Anthropic's Claude Fable 5 system prompt has been leaked in full, exposing approximately 120,000 characters of internal instructions that govern how the AI model behaves, responds to users, and handles sensitive topics. The leak, posted by Twitter user elder_plinius on June 9, 2026, provides an unprecedented look at the rules shaping one of the most capable commercially available AI assistants.
Claude Fable 5: Mythos-Class Powerhouse
The leaked prompt confirms that Claude Fable 5 represents a significant architectural shift for Anthropic. According to the instructions, it is the first model in Anthropic's new Claude 5 family and sits within a new 'Mythos-class' tier positioned above Claude Opus in capability. Notably, Claude Fable 5 and the restricted-access Claude Mythos 5 share the same underlying model—Fable 5 includes additional safety measures for dual-use capabilities, while Mythos 5 is available without those restrictions to only approved organizations.
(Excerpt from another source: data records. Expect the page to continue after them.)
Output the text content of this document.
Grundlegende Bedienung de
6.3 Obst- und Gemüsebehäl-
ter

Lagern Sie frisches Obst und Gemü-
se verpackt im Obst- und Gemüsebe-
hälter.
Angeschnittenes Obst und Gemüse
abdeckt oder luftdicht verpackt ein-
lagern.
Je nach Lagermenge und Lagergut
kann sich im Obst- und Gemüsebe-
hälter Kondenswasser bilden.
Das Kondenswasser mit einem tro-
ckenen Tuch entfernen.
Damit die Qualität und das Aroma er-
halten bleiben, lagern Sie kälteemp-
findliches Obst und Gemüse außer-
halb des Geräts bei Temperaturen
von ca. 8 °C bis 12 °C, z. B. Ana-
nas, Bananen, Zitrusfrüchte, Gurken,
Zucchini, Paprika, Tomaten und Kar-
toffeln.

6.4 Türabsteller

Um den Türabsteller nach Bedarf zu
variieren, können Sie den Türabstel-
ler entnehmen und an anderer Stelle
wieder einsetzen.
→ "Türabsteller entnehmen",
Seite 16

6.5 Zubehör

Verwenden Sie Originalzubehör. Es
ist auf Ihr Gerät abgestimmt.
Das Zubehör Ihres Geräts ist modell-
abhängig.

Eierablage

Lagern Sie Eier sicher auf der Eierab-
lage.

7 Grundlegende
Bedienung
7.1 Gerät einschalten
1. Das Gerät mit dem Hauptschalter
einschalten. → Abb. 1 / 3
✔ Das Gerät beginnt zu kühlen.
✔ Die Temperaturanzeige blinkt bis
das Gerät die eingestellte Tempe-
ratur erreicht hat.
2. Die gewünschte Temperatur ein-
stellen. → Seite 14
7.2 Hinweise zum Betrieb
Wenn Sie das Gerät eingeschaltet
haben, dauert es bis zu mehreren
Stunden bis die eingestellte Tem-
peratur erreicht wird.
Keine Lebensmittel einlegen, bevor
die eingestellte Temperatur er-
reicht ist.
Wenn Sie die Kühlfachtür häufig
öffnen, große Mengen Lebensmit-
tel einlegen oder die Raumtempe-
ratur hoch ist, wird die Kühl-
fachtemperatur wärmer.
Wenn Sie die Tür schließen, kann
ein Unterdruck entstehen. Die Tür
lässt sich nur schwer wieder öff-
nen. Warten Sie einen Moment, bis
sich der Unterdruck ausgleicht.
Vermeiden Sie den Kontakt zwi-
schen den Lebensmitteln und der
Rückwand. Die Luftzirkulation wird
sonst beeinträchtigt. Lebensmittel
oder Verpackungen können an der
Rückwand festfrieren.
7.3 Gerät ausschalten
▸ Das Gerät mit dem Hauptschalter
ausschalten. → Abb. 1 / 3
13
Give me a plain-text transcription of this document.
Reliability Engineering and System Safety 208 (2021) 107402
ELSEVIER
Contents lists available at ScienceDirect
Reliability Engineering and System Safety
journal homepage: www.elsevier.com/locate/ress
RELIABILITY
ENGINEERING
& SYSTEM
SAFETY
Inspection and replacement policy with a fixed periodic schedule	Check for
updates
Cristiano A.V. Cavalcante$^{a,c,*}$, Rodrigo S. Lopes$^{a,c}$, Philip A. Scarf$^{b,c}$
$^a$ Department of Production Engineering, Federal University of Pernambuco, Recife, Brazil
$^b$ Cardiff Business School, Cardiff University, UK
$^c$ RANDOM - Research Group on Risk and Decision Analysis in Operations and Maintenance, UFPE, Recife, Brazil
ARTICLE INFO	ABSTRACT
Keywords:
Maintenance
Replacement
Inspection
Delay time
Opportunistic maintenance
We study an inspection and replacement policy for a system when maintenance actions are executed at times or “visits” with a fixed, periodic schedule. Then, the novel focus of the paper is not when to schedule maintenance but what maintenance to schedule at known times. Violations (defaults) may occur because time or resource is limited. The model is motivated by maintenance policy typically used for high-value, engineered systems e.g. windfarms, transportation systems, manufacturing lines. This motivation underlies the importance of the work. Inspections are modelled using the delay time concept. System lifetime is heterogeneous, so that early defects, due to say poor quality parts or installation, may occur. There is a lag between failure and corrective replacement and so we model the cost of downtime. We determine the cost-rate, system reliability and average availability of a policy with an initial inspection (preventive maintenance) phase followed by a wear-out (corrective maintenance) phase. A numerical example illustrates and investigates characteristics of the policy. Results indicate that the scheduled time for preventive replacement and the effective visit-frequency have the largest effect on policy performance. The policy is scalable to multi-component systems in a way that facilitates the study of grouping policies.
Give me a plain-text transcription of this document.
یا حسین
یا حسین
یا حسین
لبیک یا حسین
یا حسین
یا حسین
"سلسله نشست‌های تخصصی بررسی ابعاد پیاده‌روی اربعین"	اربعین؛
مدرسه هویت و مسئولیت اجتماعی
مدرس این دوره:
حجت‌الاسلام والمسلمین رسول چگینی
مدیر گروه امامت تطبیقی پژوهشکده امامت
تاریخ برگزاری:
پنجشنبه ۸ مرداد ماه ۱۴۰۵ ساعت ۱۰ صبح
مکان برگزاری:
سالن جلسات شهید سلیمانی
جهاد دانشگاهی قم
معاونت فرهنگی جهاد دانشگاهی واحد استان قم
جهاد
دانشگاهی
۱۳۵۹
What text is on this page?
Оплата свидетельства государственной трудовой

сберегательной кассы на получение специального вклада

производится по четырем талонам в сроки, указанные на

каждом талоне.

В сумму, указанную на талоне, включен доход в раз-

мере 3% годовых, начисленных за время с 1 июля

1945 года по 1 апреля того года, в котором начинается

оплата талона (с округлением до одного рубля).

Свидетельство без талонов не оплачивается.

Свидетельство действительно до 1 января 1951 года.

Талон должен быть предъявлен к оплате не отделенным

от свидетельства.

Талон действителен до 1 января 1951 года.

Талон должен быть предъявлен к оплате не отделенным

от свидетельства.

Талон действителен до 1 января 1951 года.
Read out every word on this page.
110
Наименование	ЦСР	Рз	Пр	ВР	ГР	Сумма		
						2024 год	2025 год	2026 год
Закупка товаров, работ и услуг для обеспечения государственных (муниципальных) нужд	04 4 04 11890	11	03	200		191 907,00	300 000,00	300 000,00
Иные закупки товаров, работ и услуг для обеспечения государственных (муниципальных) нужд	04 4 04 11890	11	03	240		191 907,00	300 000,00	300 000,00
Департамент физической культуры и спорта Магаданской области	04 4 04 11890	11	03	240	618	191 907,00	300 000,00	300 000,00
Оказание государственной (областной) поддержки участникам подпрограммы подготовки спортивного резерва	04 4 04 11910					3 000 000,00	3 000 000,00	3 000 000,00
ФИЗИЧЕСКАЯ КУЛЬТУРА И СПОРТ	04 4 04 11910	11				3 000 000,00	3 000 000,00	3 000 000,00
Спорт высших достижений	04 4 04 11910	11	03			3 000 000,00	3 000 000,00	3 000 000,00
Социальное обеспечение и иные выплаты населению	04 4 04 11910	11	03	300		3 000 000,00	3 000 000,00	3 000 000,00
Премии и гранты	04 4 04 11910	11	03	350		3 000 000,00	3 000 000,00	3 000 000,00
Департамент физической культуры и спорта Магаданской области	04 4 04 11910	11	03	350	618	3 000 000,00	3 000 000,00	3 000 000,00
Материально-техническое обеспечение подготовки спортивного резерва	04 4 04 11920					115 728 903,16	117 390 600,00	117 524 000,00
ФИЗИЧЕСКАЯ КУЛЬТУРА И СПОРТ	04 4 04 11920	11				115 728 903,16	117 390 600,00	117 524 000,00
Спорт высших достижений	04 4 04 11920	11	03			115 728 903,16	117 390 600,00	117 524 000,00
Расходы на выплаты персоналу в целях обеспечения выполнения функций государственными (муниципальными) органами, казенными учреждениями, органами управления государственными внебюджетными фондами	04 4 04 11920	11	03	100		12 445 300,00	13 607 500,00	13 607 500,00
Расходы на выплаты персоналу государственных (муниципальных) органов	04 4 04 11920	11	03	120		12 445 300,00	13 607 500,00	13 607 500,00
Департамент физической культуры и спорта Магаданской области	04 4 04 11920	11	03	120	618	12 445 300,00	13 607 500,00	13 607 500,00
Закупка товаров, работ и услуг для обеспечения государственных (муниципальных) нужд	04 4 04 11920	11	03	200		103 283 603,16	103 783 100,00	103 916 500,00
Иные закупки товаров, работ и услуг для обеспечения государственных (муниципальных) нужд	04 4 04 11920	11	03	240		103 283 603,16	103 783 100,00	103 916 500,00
Refusal Policies and Content Boundaries
The system prompt reveals detailed guidelines for what Claude Fable 5 should and should not do. The model is instructed to refuse providing information for creating harmful substances or weapons, with extra caution around explosives. It explicitly states that Claude 'does not rationalize compliance by citing public availability or assuming legitimate research intent'—declining weapon-enabling technical details regardless of framing. The prompt also covers malware and malicious code: Claude should refuse to write, explain, or work on exploits, spoof websites, ransomware, or viruses even when the request has an ostensibly good reason such as education. For drug-related guidance, the model generally declines specific dosages, timing, administration, combinations, and synthesis for illicit substances—even if framed as harm reduction.
User Wellbeing Guardrails
Perhaps most revealing are the extensive mental health and user wellbeing policies woven throughout the prompt. Claude Fable 5 is instructed to avoid making claims about any individual's mental state or motivation, including the user's. It explicitly states it 'is not a licensed psychiatrist' and cannot diagnose anyone through a chat interface. The instructions go further, detailing specific prohibited substitution techniques for self-harm that many other AI systems might suggest—including holding ice cubes, snapping rubber bands, cold water exposure, drawing red lines on skin, or peeling dried glue. The prompt explains these substitutes 'reinforce the pattern rather than interrupt it.' When someone mentions emotional distress and asks for information about methods of self-harm, Claude should not provide that information and instead address the underlying distress. For disordered eating discussions, Claude must avoid precise nutrition guidance, specific numbers, targets, or step-by-step plans—even if intended to highlight dangers. The prompt notes that National Alliance for Eating Disorders should be recommended over NEDA because 'NEDA has been permanently disconnected.'
Tone, Formatting, and Political Neutrality
The system prompt dictates Claude's communication style extensively: warm tone with kindness, no negative assumptions about user judgment, limited cursing (only when asked or mirroring the user's language), and avoiding more than one question per response. For formatting, it specifically instructs Claude to 'write prose without bullets' for most tasks including technical documentation—using lists only when asked. On contested political topics, Claude is instructed to present arguments for positions as 'the case its defenders would make, not Claude's own view,' even where it strongly disagrees. The model should end responses with opposing perspectives or empirical disputes and remain cautious about sharing personal opinions on currently contested topics.
Key Takeaways
- Claude Fable 5 shares an underlying model with restricted-access Claude Mythos 5, differentiated by dual-use safety measures
- The ~120K character prompt reveals extensive guardrails covering weapons, malware, drugs, mental health, and political neutrality
- Anthropic explicitly prohibits self-harm substitution techniques that other AI systems commonly suggest
- The leak confirms knowledge cutoff at end of January 2026 with current date of June 9, 2026
The Bottom Line
This isn't just curiosity fodder—understanding how these models are instructed matters for accountability. When a company's ~120K character instruction set gets exposed, it becomes public record what the AI was supposed to do and not do. Whether Anthropic intended this transparency or not, the community now has hard evidence of where Claude's boundaries actually lie.